La solfa della salvezza prima di tutto. L'essenza di Bagnoli sta lì, in quel miracolo sportivo compiuto con l'Hellas, qualcosa di irripetibile. Il suo è stato un calcio anche d'avanguardia, di sofferenza, di umiltà. Un calcio operaio ma vero. Tutte cose che il Miracoliere di Fontana mette in luce. Ha detto Bagnoli in un'intervista alla Gazzetta dello Sport: «La squadra dello scudetto cominciammo a costruirla quando arrivò Emiliano Mascetti come direttore sportivo.

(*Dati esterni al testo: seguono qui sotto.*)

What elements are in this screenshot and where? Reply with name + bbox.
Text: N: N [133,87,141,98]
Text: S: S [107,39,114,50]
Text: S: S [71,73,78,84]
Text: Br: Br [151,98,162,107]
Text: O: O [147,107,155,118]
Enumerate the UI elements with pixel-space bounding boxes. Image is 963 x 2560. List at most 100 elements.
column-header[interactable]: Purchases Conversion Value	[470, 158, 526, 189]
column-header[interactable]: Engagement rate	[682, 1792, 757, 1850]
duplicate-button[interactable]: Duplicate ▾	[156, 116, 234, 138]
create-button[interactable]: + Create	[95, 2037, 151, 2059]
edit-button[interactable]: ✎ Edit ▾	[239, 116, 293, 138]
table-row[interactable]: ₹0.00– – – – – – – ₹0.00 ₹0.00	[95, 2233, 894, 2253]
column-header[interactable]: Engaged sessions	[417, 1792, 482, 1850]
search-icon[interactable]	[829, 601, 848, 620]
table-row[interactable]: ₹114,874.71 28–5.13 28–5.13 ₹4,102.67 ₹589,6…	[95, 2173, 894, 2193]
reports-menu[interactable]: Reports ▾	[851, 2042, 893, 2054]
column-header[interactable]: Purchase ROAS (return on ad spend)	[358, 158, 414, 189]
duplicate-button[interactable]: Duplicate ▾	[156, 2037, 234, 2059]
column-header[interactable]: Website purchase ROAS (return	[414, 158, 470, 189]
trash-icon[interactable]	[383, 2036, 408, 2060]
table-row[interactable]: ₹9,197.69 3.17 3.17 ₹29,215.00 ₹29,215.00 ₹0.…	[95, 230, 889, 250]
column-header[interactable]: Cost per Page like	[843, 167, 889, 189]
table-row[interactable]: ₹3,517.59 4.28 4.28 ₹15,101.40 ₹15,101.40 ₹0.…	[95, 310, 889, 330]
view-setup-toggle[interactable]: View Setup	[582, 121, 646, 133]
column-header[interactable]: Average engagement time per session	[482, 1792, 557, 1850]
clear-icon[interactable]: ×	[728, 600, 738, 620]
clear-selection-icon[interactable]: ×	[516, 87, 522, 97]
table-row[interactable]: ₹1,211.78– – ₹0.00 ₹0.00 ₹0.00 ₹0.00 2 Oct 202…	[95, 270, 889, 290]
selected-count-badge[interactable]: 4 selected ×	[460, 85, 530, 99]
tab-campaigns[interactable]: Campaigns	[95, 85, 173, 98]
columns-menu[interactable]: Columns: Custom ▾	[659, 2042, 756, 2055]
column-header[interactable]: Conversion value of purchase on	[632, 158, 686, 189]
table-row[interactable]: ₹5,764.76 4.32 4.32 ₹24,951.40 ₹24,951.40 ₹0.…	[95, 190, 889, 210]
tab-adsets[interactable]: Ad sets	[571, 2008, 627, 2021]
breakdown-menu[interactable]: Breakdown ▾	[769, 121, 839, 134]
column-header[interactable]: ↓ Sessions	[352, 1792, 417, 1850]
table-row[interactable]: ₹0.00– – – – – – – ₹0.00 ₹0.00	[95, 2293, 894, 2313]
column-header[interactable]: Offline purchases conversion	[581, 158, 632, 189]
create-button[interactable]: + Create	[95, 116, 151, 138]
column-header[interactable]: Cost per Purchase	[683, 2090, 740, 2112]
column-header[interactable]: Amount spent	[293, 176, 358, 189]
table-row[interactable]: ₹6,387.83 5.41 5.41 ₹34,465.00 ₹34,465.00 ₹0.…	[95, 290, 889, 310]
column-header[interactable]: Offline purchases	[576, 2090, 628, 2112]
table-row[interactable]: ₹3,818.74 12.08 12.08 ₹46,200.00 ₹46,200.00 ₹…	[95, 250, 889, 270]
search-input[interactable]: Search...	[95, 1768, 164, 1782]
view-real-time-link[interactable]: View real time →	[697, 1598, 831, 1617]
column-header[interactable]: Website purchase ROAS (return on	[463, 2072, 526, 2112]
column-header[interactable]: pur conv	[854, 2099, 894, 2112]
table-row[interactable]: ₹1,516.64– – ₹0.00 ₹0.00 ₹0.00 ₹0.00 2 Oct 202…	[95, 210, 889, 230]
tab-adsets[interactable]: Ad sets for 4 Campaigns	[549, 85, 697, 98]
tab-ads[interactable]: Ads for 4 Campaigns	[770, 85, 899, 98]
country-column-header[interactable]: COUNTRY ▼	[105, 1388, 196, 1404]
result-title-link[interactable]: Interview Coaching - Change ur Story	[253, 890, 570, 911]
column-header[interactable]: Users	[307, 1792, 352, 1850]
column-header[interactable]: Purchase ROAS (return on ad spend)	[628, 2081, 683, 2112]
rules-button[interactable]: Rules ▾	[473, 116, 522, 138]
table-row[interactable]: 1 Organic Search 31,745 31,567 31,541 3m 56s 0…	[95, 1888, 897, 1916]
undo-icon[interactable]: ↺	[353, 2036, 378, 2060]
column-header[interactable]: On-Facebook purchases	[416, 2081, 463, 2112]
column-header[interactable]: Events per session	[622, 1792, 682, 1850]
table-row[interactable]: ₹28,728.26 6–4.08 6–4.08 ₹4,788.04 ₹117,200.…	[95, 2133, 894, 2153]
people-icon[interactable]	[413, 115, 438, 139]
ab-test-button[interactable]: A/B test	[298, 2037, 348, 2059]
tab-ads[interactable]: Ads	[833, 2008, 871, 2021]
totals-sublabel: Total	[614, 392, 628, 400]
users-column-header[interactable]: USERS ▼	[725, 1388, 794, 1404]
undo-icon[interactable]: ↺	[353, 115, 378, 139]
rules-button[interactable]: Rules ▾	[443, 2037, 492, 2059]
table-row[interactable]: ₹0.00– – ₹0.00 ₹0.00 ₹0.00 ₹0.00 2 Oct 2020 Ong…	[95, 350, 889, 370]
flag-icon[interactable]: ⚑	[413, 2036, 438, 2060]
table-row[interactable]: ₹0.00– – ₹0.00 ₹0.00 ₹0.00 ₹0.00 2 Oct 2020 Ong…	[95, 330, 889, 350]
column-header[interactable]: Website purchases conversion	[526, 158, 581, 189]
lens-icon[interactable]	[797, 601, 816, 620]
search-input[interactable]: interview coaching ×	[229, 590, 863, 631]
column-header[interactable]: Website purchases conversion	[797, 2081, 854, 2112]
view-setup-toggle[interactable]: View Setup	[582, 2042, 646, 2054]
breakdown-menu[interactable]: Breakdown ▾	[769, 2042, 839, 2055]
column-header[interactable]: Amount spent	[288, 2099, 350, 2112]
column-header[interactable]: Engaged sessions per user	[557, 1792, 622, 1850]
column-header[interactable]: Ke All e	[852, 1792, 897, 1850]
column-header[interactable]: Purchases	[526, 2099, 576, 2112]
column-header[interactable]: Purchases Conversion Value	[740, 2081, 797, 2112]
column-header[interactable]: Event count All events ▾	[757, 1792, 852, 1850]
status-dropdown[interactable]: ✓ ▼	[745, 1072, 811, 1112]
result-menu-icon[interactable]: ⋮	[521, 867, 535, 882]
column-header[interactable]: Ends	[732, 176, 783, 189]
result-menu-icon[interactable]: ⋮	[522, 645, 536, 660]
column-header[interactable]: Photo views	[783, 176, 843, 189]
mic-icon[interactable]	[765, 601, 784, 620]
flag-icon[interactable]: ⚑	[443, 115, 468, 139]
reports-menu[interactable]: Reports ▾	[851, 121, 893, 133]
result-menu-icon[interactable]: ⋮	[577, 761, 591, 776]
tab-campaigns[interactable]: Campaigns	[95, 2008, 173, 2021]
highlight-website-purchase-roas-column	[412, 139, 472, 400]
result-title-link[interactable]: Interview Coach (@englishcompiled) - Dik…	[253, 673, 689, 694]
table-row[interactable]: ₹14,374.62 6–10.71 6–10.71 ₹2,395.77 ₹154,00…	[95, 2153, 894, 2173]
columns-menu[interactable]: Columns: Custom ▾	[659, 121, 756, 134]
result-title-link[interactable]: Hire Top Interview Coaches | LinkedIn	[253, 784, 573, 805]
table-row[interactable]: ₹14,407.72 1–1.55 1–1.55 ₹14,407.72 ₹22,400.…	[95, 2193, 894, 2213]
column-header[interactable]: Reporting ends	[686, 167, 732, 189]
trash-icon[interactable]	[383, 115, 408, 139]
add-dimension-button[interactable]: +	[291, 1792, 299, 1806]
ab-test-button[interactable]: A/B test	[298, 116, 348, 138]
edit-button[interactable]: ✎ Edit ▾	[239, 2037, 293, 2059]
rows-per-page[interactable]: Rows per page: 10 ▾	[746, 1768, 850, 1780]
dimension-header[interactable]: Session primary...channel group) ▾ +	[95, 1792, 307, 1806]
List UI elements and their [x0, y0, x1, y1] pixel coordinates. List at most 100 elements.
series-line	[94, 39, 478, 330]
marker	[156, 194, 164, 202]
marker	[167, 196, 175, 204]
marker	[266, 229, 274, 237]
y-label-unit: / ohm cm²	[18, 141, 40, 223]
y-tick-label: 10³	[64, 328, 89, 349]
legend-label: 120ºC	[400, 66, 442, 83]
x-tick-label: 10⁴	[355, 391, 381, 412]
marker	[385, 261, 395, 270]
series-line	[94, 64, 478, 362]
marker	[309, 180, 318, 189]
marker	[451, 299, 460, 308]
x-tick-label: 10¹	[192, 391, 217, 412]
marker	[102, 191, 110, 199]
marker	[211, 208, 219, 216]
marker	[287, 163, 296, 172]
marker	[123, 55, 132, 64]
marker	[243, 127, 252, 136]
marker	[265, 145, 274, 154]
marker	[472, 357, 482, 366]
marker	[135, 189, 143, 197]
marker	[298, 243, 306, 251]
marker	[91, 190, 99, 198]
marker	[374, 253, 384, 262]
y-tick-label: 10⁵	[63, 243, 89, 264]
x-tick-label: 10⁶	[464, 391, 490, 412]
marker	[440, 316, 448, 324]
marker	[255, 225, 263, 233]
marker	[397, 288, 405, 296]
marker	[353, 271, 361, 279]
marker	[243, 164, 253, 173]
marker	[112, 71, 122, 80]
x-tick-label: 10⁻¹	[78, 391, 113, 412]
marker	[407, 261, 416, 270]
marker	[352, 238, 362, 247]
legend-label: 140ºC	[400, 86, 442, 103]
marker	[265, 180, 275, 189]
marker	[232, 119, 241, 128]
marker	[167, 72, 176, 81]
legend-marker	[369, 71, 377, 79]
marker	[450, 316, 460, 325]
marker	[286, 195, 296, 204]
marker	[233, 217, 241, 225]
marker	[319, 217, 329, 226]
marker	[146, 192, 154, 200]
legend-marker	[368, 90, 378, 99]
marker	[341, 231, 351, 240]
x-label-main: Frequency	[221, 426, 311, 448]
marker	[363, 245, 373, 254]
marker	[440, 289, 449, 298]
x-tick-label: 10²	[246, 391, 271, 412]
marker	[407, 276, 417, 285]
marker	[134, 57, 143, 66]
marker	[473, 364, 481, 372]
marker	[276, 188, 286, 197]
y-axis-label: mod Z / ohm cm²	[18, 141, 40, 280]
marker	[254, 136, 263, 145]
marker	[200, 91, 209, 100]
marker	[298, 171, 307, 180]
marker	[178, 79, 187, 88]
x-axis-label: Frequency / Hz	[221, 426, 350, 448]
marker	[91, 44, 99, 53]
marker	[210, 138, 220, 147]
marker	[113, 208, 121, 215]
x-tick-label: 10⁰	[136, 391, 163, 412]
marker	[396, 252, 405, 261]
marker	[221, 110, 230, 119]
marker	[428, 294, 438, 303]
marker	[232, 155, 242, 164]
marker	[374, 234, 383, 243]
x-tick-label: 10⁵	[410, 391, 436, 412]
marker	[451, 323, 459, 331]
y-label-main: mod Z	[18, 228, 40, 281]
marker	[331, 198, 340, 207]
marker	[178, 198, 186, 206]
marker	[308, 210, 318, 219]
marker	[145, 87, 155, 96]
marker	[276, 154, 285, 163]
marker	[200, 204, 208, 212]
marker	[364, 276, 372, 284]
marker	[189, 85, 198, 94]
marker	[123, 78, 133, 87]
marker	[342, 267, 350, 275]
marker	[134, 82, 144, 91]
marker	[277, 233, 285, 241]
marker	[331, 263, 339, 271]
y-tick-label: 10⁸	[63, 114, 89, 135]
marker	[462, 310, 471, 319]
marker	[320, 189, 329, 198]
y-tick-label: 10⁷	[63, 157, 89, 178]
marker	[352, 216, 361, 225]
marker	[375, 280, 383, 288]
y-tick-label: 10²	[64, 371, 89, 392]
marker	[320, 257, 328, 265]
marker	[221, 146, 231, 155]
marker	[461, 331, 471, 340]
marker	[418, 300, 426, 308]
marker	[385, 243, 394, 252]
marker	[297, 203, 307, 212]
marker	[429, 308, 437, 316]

La parola scudetto la pronunciammo per la prima volta all’ultimo dell’anno. Un gruppo di giocatori era andato a Cavalese, in montagna, a passare San Silvestro con mogli e fidanzate. Io no. Giorni dopo, mi riferirono che Piero Fanna al brindisi aveva proclamato: «Possiamo vincere lo scudetto». Allora in spogliatoio feci un discorso: "Ragazzi, anch’io comincio a crederci, però nelle interviste dobbiamo continuare con la solfa della salvezza prima di tutto”. E così fu».

E fu così che iniziò a nascere il mito di Bagnoli. Il tempo, poi, lo ha reso leggenda. Ma Osvaldo Bagnoli non è stato solo questo. Ha colto promozioni a Fano e a Cesena, esaltato le folle, incantato la gente. Seguaci di Bagnoli se ne trovano dappertutto. All'inizio degli anni Novanta, dopo un secondo posto all'Inter e il ben servito, ha risposto con il ritiro dal calcio. Adesso, con gli occhiali a cavalcioni su quel naso arcuato e ingombrante, passa le ore senza ridere troppo, come ha fatto sempre. Nel 2006 al Corriere della Sera ha detto di essere stato deluso dai giovani calciatori, che «pretendevano tanto e davano poco», e (ha aggiunto) quando un insegnante non sopporta più i suoi allievi è meglio che smetta. Sì, è vero. Però che peccato.